У одного хазана состоял певчим юноша по имени Мойше-Хаим, единственный сын набожной старушки вдовы. Мойше-Хаим, бойкий, веселый юноша с прекрасным голосом, был, к сожалению, повесой и, как большинство певчих и музыкантских учеников, вечно отирался на свадебных пирах и семейных вечеринках. Однажды летним вечером с Мойше-Хаимом приключилось большое несчастье. Поужинав, вышел он на улицу прогуляться, и вдруг ни с того ни с сего появилась у него на верхней губе опухоль, которая с каждой минутой, не будь ни про кого сказано, стала расти все больше и больше.
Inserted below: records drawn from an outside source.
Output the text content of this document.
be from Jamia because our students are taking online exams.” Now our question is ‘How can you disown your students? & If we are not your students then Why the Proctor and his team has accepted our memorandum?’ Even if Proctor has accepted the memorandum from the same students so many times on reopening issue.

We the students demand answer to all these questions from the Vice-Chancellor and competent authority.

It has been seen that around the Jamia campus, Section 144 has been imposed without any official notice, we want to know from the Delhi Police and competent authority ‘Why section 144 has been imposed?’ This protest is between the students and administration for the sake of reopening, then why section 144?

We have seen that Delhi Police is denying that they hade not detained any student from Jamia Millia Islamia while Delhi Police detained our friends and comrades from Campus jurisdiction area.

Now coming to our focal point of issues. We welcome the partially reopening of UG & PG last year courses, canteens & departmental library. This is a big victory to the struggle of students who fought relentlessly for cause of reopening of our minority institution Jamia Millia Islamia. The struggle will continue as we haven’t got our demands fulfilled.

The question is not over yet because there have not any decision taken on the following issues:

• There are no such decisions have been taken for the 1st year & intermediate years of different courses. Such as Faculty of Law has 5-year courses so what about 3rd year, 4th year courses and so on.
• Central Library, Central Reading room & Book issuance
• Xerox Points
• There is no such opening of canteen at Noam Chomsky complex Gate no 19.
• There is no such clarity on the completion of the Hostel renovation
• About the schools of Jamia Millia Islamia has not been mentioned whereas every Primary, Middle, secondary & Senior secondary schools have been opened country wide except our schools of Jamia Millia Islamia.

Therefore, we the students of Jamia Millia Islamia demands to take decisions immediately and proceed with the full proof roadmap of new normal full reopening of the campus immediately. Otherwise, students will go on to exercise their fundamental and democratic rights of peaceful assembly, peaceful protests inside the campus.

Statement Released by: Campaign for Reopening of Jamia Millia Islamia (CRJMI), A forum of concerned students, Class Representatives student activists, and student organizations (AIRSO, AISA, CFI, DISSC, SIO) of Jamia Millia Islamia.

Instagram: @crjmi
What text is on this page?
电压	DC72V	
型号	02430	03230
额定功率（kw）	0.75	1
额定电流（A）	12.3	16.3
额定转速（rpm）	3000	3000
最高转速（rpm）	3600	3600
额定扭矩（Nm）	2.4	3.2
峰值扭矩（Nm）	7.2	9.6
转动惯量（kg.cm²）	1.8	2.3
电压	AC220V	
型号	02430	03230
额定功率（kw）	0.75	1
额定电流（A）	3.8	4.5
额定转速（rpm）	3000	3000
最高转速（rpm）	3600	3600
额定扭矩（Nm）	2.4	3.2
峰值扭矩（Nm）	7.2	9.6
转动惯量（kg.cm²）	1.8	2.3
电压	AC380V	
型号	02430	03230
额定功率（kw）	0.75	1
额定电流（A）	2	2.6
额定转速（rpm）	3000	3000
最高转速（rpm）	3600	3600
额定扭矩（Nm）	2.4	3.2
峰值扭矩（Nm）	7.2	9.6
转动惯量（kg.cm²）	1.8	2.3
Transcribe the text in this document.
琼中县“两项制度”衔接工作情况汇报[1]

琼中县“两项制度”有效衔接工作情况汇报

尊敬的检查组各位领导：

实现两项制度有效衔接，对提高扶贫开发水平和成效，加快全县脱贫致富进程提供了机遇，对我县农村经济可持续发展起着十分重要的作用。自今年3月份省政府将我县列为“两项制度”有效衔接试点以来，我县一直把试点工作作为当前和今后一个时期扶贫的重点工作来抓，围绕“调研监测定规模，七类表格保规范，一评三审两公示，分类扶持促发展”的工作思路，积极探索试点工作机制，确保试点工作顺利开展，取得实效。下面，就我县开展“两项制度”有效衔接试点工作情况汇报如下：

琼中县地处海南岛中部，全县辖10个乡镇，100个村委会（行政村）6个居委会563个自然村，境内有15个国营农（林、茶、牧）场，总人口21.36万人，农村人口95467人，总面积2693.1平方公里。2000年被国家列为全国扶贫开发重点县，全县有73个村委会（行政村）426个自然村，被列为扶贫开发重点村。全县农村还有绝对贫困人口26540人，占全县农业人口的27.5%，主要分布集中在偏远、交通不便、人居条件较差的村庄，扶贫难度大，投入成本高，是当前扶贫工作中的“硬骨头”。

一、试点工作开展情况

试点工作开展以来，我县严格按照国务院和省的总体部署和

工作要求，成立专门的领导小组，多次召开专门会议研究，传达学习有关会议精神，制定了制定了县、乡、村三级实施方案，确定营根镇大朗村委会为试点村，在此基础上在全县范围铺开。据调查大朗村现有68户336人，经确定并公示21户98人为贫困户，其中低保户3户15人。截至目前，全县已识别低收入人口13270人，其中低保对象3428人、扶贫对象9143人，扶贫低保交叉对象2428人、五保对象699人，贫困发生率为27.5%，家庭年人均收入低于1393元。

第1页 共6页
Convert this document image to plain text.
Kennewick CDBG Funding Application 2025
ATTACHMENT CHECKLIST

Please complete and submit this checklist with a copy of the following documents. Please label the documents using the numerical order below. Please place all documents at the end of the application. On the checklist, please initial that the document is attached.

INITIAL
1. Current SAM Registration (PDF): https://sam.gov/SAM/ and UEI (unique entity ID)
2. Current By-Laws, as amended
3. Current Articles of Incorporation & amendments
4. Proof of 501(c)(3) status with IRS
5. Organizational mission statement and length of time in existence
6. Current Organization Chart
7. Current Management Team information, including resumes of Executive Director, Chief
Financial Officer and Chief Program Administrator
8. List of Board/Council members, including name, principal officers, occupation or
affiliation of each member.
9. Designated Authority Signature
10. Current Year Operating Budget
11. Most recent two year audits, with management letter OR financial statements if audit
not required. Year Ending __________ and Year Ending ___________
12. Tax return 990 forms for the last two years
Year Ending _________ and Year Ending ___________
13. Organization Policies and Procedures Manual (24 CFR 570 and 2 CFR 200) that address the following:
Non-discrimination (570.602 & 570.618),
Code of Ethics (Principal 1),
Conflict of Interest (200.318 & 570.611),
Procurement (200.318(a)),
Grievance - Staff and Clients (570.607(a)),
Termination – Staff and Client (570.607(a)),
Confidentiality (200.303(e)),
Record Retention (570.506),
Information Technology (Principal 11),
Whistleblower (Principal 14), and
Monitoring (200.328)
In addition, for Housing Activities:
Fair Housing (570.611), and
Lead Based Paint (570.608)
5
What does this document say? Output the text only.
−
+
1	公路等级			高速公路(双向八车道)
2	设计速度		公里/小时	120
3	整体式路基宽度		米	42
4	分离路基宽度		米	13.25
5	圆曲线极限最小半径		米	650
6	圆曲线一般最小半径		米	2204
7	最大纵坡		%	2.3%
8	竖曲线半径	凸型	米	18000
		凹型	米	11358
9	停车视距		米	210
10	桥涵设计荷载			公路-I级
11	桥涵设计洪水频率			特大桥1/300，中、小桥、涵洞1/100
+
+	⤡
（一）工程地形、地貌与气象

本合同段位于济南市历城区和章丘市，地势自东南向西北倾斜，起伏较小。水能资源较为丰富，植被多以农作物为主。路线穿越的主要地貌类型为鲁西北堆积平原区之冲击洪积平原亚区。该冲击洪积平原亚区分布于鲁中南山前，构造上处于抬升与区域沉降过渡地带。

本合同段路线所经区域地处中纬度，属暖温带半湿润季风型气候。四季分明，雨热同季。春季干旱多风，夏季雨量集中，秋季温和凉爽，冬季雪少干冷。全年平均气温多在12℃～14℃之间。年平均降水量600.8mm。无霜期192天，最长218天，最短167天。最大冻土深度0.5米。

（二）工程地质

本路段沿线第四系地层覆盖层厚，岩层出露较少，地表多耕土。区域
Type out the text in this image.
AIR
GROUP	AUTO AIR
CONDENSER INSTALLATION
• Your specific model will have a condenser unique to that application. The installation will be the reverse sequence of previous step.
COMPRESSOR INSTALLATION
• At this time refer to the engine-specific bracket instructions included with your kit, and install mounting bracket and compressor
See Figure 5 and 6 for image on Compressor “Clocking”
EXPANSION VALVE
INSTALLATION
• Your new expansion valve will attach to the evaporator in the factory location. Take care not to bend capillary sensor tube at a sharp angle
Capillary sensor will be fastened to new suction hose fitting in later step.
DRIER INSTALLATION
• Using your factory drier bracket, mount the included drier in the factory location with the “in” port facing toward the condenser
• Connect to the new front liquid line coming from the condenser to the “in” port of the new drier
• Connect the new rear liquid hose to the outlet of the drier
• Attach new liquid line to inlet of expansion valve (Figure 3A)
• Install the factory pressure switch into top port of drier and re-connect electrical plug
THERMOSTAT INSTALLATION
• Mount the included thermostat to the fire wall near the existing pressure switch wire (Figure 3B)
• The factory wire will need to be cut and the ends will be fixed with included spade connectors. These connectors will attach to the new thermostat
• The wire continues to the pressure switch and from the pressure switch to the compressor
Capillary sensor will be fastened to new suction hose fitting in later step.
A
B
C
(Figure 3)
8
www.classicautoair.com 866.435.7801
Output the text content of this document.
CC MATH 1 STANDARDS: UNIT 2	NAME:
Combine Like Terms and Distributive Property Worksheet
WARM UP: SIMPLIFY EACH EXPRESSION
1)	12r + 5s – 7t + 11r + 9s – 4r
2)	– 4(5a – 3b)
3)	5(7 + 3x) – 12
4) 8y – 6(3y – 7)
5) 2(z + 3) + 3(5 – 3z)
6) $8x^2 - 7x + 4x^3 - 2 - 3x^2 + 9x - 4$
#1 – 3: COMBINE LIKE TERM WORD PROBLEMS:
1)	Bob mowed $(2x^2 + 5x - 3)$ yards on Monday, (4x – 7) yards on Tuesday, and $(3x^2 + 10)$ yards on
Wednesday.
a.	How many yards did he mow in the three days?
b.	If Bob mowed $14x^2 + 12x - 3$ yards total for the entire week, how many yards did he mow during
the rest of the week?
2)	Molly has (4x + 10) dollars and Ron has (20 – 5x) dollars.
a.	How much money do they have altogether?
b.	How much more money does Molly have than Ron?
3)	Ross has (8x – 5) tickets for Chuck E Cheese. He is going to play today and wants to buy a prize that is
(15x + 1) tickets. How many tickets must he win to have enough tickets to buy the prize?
На следующий день губу раздуло так, что она уже закрывала несчастному чуть ли не все лицо и причиняла нестерпимую боль. Через несколько дней дошло уже до того, что больной с трудом открывал рот, куда ему вливали только жидкую пищу. После того как заговоры и нашептывания ни к чему не привели, обратились ко всем местным и окрестным докторам, но никто из них не мог найти средства против опухоли и ужасной боли. Все врачи решили в один голос, что больному необходима трудная и опасная операция — надо отрезать губу и при этом захватить часть лица. Операция им не по силам, они впервые видят такой редкий случай, так что больному надо безотлагательно ехать в Вильно. Перед отъездом в Вильно убитая горем мать постилась, наделила бедных щедрой милостыней, обошла все синагоги и бес-медреши, чтоб излить сердце в рыданьях перед открытыми орн койдешами, «встревожила в гробах» на местных кладбищах всех покойников, начиная со своего мужа и кончая самыми дальними родственникам, чтобы были они заступниками перед престолом Всевышнего за жизнь и исцеление ее «зеницы ока» — единственного ее кадиша, бедного Мойше-Хаимки.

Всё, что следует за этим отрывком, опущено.